Joe Gibbs Racing is making its presentation Wednesday to the three-member NASCAR Appeals Committee in hopes of getting its penalty rescinded or at least reduced. Now each rule infraction we’ve seen these last couple years kind of carry its own merit.
What’s interesting to me on the Gibbs situation is that it opens up a completely new dynamic that neither NASCAR nor the racing community as a whole ever anticipated. We’ve seen somewhat the same kind of situation in the Carl Long penalty from a few years ago. He bought an engine from an outside source that was deemed illegal but it was Carl that was hit with a $200,000 penalty.

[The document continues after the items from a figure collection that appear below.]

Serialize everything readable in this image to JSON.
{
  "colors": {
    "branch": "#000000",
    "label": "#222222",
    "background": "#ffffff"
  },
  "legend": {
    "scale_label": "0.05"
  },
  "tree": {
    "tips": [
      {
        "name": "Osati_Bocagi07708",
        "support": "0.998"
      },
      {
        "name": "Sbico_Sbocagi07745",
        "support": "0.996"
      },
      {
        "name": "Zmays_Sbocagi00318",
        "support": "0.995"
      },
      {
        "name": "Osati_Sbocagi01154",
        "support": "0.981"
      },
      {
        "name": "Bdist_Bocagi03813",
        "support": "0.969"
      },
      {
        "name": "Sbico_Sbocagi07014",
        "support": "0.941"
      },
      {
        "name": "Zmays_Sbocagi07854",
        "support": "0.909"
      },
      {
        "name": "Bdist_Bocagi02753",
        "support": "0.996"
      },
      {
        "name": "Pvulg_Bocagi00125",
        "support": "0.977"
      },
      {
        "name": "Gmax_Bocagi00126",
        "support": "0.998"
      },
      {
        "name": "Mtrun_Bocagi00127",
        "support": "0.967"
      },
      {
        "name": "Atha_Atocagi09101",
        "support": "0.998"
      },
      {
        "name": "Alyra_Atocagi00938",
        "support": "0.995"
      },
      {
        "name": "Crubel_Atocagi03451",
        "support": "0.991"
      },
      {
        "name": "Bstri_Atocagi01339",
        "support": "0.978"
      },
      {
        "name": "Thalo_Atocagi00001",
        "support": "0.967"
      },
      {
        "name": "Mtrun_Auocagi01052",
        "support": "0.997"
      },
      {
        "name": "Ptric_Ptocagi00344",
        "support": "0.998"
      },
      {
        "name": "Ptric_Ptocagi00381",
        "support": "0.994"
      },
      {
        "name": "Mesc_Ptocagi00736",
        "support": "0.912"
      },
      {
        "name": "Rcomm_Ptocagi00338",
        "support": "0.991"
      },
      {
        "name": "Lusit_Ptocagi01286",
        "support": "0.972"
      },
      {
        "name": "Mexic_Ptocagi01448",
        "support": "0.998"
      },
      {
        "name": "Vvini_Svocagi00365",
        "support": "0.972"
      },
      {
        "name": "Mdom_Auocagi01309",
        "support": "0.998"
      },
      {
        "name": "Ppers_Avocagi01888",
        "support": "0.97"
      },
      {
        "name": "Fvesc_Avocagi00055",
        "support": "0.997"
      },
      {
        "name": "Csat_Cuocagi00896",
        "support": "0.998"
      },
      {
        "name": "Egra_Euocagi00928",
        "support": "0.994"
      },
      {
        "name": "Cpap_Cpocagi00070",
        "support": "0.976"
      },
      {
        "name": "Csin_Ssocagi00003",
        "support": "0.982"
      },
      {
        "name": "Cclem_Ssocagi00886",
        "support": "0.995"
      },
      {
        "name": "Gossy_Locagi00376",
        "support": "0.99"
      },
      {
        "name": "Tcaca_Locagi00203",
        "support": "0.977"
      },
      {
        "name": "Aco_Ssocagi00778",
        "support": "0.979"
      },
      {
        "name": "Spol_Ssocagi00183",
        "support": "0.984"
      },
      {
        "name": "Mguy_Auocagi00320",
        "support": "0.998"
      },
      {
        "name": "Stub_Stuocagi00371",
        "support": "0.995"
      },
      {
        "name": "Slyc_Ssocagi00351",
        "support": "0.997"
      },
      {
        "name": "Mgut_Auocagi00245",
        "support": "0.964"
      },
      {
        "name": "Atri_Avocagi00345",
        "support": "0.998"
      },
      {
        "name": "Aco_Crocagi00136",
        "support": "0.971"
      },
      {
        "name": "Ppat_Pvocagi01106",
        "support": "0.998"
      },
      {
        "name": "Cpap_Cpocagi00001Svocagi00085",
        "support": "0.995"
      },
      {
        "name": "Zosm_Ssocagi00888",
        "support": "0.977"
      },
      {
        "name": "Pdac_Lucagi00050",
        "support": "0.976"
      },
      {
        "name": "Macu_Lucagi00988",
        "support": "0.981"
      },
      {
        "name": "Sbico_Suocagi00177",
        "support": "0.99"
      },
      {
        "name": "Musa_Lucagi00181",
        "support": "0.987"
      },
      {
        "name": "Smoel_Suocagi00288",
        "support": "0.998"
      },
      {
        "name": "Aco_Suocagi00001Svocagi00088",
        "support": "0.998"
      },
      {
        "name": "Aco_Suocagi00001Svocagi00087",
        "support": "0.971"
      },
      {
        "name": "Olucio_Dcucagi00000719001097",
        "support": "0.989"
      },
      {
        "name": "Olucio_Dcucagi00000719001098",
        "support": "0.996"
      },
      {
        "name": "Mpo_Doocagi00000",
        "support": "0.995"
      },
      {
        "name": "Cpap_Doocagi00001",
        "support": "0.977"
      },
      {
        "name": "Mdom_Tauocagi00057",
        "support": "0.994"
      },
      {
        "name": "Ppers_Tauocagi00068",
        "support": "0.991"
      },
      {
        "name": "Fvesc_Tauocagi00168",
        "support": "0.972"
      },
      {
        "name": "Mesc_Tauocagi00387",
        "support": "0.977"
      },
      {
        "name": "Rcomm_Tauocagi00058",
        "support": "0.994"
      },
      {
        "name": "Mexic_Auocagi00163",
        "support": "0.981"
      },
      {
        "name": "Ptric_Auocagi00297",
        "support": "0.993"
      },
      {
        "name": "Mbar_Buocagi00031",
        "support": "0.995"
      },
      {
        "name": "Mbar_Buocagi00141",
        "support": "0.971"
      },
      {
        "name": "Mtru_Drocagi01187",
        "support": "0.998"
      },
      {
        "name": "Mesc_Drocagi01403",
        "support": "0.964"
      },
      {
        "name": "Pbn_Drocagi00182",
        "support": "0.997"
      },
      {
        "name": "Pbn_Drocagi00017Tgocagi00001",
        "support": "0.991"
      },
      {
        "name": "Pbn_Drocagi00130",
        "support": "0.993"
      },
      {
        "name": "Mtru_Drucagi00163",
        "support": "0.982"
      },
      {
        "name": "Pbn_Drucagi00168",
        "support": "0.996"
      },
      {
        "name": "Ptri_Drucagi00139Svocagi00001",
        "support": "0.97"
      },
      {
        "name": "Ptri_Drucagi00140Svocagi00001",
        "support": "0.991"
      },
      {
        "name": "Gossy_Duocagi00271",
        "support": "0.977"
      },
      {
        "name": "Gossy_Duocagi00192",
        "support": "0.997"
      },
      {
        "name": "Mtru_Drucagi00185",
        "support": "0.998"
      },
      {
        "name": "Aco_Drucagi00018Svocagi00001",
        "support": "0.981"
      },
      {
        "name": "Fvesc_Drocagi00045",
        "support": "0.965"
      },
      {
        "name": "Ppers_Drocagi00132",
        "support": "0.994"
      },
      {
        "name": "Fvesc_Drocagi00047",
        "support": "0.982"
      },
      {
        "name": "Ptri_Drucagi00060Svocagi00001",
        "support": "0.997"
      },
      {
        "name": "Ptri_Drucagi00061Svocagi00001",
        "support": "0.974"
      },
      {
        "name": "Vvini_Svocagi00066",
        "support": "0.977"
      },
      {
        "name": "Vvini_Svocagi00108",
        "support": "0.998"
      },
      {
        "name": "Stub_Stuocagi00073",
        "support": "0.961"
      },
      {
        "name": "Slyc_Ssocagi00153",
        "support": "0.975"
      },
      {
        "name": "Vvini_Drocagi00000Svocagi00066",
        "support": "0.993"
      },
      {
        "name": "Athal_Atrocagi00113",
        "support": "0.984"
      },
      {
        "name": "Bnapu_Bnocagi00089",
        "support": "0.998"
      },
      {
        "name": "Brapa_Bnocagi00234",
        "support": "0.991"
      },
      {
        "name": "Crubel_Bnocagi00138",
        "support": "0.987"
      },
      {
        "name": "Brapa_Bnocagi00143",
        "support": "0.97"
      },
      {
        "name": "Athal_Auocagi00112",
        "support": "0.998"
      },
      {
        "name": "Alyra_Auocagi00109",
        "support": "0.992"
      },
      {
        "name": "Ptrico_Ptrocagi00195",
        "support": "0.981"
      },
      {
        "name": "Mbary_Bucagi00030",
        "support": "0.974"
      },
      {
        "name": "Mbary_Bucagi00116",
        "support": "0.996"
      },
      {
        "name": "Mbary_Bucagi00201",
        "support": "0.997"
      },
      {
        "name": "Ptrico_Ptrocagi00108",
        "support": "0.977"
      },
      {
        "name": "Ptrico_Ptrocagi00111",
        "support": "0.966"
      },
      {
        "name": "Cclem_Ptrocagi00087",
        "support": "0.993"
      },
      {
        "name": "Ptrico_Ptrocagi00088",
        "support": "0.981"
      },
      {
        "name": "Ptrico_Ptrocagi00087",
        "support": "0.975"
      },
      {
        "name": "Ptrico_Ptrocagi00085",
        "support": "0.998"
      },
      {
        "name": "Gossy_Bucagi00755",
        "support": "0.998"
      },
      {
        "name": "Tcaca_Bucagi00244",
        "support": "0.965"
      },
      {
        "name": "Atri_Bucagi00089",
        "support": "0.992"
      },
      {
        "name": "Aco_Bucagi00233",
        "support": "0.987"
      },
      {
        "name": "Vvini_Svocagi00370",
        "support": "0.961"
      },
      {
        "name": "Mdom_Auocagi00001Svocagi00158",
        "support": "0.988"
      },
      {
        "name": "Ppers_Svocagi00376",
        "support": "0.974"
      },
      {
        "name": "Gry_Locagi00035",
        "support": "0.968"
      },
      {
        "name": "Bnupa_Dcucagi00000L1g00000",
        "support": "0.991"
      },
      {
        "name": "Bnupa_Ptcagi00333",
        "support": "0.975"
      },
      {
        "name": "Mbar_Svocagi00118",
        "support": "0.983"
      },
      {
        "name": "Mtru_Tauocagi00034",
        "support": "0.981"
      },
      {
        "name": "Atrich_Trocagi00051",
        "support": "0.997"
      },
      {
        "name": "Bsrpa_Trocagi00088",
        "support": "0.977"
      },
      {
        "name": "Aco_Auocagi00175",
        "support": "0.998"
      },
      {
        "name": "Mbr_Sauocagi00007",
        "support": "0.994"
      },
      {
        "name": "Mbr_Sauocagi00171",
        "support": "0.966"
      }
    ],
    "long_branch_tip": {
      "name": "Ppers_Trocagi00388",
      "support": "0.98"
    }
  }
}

Now, with this Gibbs penalty, you have a situation with a major player in our sport obviously, with a major manufacturer with a fall-out that was clearly preventable, avoidable and unintentional.
With all that said, it's our understanding that there is an exception to the rule violation while at the same time there is an understanding that these engines can’t be opened and inspected. So there is an element of trust that goes into play by NASCAR with all the engine builders and teams that the rules and specifications will be adhered to.
So when a part or piece is found to be outside those rules, you have to know and understand the severity of the penalty you are facing. My point in all this is, have we reached a point where a rules violation, a harsh penalty and common sense just don’t have bearing on this case?
Personally, I think it should. My hope is that upon review of the severity of the penalty that there is a certain amount of leniency with a message. Trust me, all the teams know it is not acceptable to break the rules. So I am hoping that common sense plays a big role in the review of the situation.
I don’t think it’s fair that Joe Gibbs Racing and specifically the No. 20 team could possibly lose the 2013 season and chance at the championship because of an outside source handing them an engine that had one connecting rod of the eight in the engine that was too light.